Museums - The perfect rainy day remedy...NYC offers quite an array of museums, ranging from the famed Metropolitan Museum of Art and American Natural History Museum to the more specific Cooper-Hewitt, National Design Muesum and American Folk Art Museum. Regardless of your interests, there is certainly a museum that will intrigue you.
Concerts - New York City is littered with venues, from the smaller, more intimate Bowery Poetry Club to the large-scale, famed Madison Square Garden.
Parks - From Central Park to Prospect Park and many other stations of greenery in between, who is to say New York is all mortar and cement? Enjoy picnics, shows, casual sports and more...or just a walk in the park!
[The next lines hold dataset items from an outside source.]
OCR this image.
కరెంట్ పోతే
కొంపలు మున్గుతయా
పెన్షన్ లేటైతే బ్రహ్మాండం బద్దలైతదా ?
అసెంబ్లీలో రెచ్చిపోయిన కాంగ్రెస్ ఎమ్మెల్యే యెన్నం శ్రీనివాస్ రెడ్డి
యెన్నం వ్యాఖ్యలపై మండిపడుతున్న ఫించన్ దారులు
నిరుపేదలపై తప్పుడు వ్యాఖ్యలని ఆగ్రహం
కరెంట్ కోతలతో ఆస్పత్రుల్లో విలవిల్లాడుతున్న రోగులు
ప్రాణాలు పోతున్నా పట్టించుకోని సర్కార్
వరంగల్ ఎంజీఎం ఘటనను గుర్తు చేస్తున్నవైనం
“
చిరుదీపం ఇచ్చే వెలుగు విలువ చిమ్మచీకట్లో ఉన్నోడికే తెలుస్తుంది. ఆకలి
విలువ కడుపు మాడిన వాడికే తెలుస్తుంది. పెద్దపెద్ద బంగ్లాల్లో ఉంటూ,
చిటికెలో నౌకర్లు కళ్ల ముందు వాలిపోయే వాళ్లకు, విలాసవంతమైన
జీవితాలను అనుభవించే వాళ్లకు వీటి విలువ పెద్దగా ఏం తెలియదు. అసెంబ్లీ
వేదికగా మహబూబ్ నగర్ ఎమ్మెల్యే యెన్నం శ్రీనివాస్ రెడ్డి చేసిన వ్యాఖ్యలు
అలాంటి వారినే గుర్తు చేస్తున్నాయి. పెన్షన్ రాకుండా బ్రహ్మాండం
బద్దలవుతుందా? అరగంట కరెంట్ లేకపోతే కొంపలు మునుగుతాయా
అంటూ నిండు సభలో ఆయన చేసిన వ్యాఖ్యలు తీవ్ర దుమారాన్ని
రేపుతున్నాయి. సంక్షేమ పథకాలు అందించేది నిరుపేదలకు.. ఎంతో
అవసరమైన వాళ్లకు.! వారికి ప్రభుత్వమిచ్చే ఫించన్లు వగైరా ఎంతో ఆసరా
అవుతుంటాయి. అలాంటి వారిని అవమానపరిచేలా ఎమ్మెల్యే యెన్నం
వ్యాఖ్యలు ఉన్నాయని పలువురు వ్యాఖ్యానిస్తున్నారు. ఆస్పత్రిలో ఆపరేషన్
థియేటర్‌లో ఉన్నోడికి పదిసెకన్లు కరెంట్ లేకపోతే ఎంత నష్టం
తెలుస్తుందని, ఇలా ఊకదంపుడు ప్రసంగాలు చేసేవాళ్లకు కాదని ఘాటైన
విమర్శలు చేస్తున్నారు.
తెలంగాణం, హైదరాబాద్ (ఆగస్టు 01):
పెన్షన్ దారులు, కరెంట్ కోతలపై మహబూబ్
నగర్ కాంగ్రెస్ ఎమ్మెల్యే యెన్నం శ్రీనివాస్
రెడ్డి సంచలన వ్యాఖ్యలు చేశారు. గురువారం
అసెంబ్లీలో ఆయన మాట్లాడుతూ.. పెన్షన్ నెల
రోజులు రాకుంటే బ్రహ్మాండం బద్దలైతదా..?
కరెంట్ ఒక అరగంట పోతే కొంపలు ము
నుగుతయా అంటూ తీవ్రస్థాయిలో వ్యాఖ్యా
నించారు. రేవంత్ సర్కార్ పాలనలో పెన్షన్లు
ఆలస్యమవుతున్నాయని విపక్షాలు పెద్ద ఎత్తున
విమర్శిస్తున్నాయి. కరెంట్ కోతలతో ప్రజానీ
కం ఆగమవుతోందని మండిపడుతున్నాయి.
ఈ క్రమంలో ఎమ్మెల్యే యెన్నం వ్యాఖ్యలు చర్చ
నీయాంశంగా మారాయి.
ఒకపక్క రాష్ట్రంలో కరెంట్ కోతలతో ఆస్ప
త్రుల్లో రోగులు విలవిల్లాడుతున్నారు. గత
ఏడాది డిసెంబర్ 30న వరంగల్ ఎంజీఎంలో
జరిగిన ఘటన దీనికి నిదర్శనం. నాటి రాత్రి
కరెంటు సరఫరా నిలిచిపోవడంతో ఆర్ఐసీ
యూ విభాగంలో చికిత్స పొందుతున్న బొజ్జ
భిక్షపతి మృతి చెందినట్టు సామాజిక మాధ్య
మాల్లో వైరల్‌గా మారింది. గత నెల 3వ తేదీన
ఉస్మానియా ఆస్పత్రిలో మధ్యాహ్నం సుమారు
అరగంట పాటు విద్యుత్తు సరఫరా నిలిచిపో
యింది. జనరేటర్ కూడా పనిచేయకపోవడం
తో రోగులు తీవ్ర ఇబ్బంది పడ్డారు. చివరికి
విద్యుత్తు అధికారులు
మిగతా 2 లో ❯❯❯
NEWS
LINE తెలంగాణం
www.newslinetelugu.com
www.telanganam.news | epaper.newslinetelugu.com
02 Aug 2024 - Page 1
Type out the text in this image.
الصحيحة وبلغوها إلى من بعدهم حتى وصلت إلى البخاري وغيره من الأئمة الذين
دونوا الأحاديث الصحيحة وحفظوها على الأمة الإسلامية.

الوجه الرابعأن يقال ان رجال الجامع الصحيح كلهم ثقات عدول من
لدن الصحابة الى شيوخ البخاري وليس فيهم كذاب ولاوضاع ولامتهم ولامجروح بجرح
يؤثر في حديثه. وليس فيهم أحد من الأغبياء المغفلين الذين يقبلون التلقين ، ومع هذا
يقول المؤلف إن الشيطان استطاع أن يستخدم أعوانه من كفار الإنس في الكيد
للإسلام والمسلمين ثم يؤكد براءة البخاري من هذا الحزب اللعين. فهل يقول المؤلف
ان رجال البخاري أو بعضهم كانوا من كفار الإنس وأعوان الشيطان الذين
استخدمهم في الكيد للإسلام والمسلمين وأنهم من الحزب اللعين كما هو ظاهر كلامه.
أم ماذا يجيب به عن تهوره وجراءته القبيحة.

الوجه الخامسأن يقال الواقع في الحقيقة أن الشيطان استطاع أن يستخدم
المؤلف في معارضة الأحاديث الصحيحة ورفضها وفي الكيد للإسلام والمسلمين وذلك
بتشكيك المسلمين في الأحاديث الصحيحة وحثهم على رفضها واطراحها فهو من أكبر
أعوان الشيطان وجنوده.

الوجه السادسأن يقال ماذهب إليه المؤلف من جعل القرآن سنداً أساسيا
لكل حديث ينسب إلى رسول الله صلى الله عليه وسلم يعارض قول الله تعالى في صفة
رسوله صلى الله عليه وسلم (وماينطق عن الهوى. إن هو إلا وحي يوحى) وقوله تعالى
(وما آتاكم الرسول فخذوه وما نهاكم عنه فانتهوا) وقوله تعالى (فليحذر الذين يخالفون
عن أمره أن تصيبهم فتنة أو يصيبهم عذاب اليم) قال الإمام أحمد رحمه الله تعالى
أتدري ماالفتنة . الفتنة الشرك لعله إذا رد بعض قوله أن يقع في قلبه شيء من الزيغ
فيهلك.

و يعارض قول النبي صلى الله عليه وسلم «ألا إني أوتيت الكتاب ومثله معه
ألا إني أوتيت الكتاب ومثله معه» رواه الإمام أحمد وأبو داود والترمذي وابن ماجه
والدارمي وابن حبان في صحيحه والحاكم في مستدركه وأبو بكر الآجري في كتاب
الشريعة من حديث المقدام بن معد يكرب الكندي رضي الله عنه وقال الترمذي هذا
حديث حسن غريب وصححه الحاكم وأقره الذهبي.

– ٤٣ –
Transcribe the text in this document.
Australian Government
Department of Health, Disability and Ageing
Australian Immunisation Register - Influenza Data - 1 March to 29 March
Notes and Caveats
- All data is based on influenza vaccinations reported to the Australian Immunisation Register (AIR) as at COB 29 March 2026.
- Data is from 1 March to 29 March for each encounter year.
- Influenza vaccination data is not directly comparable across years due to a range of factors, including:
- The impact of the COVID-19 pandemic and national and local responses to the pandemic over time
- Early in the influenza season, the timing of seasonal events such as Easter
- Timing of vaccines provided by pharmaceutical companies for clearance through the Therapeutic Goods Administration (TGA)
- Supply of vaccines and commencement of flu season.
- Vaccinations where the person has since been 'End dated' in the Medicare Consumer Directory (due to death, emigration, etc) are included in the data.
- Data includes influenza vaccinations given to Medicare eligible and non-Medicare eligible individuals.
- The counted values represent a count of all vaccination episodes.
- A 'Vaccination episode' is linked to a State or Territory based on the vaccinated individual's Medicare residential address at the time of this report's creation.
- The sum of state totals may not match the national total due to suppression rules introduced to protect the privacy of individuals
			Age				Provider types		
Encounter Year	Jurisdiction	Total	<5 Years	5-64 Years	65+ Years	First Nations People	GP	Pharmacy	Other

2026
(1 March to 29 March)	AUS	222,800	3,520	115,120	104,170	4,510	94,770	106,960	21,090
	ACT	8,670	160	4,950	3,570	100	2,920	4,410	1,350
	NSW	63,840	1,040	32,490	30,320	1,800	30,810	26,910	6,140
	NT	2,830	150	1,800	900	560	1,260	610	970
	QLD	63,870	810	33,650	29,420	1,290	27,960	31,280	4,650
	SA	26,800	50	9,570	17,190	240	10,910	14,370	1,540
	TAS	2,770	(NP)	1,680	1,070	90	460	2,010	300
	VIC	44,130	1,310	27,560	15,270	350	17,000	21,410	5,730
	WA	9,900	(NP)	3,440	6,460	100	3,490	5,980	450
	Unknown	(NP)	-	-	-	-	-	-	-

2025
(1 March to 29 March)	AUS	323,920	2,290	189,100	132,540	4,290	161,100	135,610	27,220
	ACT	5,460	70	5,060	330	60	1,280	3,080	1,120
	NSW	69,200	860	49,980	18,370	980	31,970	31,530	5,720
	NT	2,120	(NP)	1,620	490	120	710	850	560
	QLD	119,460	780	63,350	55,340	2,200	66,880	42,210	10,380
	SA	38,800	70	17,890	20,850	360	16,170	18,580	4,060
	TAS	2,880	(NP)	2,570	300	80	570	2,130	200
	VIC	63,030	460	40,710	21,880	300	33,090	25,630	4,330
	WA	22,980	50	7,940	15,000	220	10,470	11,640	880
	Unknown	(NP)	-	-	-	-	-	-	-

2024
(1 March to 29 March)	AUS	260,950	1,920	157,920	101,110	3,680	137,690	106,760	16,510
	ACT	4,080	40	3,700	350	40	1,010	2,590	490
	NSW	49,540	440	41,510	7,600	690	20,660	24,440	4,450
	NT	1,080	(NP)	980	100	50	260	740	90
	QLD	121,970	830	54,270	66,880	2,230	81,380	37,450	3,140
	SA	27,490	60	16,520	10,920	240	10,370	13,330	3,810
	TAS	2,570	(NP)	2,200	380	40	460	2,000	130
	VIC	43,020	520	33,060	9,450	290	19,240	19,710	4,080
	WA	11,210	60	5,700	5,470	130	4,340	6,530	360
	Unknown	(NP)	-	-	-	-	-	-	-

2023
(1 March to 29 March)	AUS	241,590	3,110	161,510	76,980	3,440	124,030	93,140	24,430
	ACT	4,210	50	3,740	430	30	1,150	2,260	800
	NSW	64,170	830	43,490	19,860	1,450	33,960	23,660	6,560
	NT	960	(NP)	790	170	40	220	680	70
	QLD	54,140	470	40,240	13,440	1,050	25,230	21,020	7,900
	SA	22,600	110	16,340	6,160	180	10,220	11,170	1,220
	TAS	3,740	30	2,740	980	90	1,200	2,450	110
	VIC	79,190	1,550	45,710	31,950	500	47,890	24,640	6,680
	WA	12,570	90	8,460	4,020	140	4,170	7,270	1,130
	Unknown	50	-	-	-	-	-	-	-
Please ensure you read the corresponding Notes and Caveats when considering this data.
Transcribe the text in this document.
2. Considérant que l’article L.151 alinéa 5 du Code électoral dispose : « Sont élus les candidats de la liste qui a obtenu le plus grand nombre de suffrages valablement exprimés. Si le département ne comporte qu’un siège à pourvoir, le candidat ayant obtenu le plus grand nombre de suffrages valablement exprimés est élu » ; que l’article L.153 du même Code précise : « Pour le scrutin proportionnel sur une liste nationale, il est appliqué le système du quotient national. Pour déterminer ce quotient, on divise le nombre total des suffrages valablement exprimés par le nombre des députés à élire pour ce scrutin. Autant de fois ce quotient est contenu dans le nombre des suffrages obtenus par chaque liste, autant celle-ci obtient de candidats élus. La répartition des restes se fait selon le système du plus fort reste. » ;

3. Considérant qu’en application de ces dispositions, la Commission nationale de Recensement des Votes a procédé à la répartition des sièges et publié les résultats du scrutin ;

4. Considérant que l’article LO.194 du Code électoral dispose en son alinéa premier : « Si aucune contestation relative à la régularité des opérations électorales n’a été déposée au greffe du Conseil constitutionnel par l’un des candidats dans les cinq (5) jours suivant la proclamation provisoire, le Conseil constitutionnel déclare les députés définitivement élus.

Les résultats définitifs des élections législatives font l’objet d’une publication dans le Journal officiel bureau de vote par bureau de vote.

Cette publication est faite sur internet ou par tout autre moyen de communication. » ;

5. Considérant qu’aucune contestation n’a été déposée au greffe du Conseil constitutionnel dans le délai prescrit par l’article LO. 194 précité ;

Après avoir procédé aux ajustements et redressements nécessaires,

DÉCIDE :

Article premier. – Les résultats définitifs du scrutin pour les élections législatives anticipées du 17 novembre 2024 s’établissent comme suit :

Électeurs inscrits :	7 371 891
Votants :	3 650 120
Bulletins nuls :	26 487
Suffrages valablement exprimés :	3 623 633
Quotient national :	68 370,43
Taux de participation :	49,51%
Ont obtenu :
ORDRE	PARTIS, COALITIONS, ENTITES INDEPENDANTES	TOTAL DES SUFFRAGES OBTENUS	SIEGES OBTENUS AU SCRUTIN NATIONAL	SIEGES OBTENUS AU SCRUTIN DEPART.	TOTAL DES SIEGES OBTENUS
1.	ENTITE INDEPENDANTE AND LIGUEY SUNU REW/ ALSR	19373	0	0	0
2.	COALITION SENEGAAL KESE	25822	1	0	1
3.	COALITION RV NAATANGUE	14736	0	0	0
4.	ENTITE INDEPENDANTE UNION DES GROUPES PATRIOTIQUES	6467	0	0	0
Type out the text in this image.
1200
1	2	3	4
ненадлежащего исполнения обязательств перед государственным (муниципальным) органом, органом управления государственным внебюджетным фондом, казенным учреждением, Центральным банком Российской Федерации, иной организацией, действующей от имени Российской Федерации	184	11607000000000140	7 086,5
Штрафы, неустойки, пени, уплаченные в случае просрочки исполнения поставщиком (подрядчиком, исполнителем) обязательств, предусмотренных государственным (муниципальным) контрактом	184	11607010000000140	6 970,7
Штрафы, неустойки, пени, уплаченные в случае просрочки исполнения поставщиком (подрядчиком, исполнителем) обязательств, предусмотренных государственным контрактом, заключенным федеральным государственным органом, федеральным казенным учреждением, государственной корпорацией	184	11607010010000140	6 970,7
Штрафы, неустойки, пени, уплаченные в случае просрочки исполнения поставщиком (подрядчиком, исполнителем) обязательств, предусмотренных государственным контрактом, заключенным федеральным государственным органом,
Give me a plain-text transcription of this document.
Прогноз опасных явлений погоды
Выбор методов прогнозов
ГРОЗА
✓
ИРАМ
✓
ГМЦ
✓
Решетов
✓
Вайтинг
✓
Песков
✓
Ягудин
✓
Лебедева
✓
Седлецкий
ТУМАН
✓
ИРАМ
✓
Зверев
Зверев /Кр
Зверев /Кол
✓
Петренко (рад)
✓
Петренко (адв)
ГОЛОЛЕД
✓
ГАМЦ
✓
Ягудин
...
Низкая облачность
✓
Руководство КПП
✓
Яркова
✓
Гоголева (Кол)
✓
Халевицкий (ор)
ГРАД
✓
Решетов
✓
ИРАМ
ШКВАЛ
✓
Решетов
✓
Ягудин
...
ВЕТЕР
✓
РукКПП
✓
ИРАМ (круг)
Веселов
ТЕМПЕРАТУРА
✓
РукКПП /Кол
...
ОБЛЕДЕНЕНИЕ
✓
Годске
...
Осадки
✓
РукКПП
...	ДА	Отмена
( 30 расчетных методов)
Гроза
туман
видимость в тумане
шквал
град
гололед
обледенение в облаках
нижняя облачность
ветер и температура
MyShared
Shows - Broadway and Off-Broadway both offer copious amount of talent on the stage, from musicals to more dramatic monologues. Be sure to take advantage of the shows being offered when you are in town - chances are you will leave with either tear stains from deep-seated emotional outbursts, or a sore throat from singing along with a vibrant cast.